大会委員長 加賀谷晴美 ・ 廣田純子
このたび、2026年11月28日(土)・29日(日)に、日本キャリア・カウンセリング学会第31回大会を開催することになりました。
今年度の大会テーマは、
「『働く、生きる』にたずさわるプロフェッショナルとは
~集う・語らう・考えつづける~」
です。
昨年の第30回記念大会では、「社会インフラとしてのキャリア×カウンセリング」をテーマに掲げ、私たちがこれからの社会において果たすべき役割について議論を重ねるとともに、「池袋宣言」を発表いたしました。
池袋宣言では、キャリアとカウンセリングの相乗効果を生かしながら、人々の働くことや生きることを支える存在として、希望ある未来社会の探究者であり実践者であり続けることを私たちの使命として掲げています。また、多様な人々の声に耳を傾け、社会正義の視点を持ちながら、他分野や地域との連携を通して支援の可能性を広げていくことの重要性についても示されました。
では、その理念を私たちは日々の実践の中でどのように体現していくのでしょうか。
企業、教育、医療、福祉、地域、行政など、私たちが活動する現場は多様です。それぞれの立場や専門性は異なりますが、「働くこと」と「生きること」を支えるという営みの根底には共通する問いがあります。
「『働く、生きる』にたずさわるプロフェッショナルとは何か。」
この問いに、誰かが簡単に答えを与えてくれることはありません。私たちはそれぞれの現場で人と向き合い、迷い、考え続けながら実践を重ねています。だからこそ、その経験や思いを持ち寄り、集い、語らい、ともに考える場には大きな意味があるのではないでしょうか。
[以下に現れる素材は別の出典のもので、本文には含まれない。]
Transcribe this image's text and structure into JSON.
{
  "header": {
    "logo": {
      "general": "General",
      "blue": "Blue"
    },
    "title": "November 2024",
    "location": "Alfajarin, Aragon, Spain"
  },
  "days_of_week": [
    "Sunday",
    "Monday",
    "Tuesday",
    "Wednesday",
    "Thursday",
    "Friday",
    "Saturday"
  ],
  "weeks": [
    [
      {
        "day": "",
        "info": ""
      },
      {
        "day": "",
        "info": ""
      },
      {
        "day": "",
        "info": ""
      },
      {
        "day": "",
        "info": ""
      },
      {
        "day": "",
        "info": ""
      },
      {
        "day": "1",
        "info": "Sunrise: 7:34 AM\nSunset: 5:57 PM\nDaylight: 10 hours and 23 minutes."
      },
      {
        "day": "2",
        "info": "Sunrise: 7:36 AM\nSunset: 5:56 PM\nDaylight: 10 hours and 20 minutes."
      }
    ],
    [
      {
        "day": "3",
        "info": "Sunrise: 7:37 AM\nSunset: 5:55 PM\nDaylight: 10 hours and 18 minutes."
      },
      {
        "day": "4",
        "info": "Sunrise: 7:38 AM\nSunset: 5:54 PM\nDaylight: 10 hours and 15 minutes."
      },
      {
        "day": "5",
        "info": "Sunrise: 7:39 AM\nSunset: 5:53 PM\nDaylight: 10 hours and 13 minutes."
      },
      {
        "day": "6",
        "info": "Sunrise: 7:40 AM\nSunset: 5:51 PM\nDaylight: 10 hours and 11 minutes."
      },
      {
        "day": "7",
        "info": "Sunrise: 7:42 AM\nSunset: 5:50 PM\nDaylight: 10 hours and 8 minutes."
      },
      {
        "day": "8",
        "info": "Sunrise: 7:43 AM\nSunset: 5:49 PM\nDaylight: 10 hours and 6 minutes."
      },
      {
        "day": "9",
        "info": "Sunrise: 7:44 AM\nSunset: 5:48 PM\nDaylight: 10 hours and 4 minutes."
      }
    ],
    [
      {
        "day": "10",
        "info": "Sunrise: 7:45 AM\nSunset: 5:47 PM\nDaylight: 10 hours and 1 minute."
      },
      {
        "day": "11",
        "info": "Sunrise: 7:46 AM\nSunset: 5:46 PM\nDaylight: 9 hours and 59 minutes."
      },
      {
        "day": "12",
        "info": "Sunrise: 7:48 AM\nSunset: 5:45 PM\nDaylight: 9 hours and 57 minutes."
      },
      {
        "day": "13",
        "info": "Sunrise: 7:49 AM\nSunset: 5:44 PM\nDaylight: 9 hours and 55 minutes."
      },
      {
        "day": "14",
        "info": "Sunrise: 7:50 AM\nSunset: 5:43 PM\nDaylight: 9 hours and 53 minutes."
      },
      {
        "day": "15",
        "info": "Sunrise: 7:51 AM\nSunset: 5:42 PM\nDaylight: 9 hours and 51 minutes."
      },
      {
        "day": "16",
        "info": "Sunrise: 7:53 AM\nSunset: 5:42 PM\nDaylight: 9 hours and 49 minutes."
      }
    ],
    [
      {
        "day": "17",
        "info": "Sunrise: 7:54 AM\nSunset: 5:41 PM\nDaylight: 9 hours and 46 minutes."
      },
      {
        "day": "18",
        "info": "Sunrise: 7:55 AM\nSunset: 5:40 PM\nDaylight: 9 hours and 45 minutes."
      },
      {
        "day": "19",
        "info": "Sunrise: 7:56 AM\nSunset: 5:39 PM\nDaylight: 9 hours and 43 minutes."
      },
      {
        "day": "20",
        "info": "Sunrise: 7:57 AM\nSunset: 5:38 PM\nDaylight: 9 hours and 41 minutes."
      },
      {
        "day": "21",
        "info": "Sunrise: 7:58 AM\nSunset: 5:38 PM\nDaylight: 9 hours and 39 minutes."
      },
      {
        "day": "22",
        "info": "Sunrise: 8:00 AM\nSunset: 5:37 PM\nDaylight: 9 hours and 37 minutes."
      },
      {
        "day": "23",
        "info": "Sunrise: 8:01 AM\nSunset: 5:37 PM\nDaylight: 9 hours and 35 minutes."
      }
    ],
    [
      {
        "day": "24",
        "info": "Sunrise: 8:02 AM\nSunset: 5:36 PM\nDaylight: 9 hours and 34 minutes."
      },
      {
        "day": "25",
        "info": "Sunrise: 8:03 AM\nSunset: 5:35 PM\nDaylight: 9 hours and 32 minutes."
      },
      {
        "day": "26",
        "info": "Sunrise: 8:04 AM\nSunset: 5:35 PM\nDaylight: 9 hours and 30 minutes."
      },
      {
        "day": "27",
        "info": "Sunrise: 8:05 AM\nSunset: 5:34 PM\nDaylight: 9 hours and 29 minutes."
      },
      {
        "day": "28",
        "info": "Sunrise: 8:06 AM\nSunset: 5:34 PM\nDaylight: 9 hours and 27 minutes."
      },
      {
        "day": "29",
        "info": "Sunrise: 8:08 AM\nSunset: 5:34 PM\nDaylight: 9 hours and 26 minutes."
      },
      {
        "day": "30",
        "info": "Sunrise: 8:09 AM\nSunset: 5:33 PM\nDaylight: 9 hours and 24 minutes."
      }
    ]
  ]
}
近年、オンラインによる学びや交流の機会は大きく広がりました。一方で、専門領域や立場を越えて出会い、対話を重ねる中から新たな気づきや協働が生まれる機会は、以前より少なくなっているのかもしれません。
そこで本大会では、「集う・語らう・考えつづける」を大切なキーワードに据えました。講演や発表を聴くだけではなく、参加者同士が対話を通して学び合い、それぞれの実践や価値観に触れながら、自らのあり方を問い直す機会を数多く設けています。
私たちは本大会を、知識や技法を学ぶだけの場ではなく、人と人が出会い、語り合い、支え合う場にしたいと考えています。現場で支援に携わる私たち自身もまた、不完全な存在として迷いや葛藤を抱えながら歩んでいます。だからこそ、同じ志を持つ仲間と出会い、対話を重ねることには大きな意味があります。
語り合う中で、自らの実践を見つめ直し、新たな問いを持ち帰る。そしてまたそれぞれの現場で実践を重ねていく。そのような循環を生み出す場として、この大会を皆さまとともにつくっていきたいと思います。
本大会では、基調講演、シンポジウム、研究発表・実践発表、委員会企画、対話の部屋など、多彩なプログラムを予定しております。キャリア支援、産業保健、医療、福祉、教育、組織開発、障害者雇用など、多様な領域で活動する方々が集い、それぞれの知見や経験を持ち寄ることで、新たな視点や協働の可能性がひらかれていくことを期待しています。
本学会は、キャリア支援やカウンセリングに携わる実践者、研究者、教育者はもちろんのこと、企業、教育機関、医療・福祉機関、行政、地域社会など、多様な立場で「働く、生きる」にたずさわっている皆さまに開かれた場です。
この大会が、参加される皆さま一人ひとりの問いに火を灯し、それぞれの現場へと続く新たな一歩につながる場となることを願っています。
多くの皆さまとこの場で出会い、集い、語らい、ともに考える時間を心より楽しみにしております。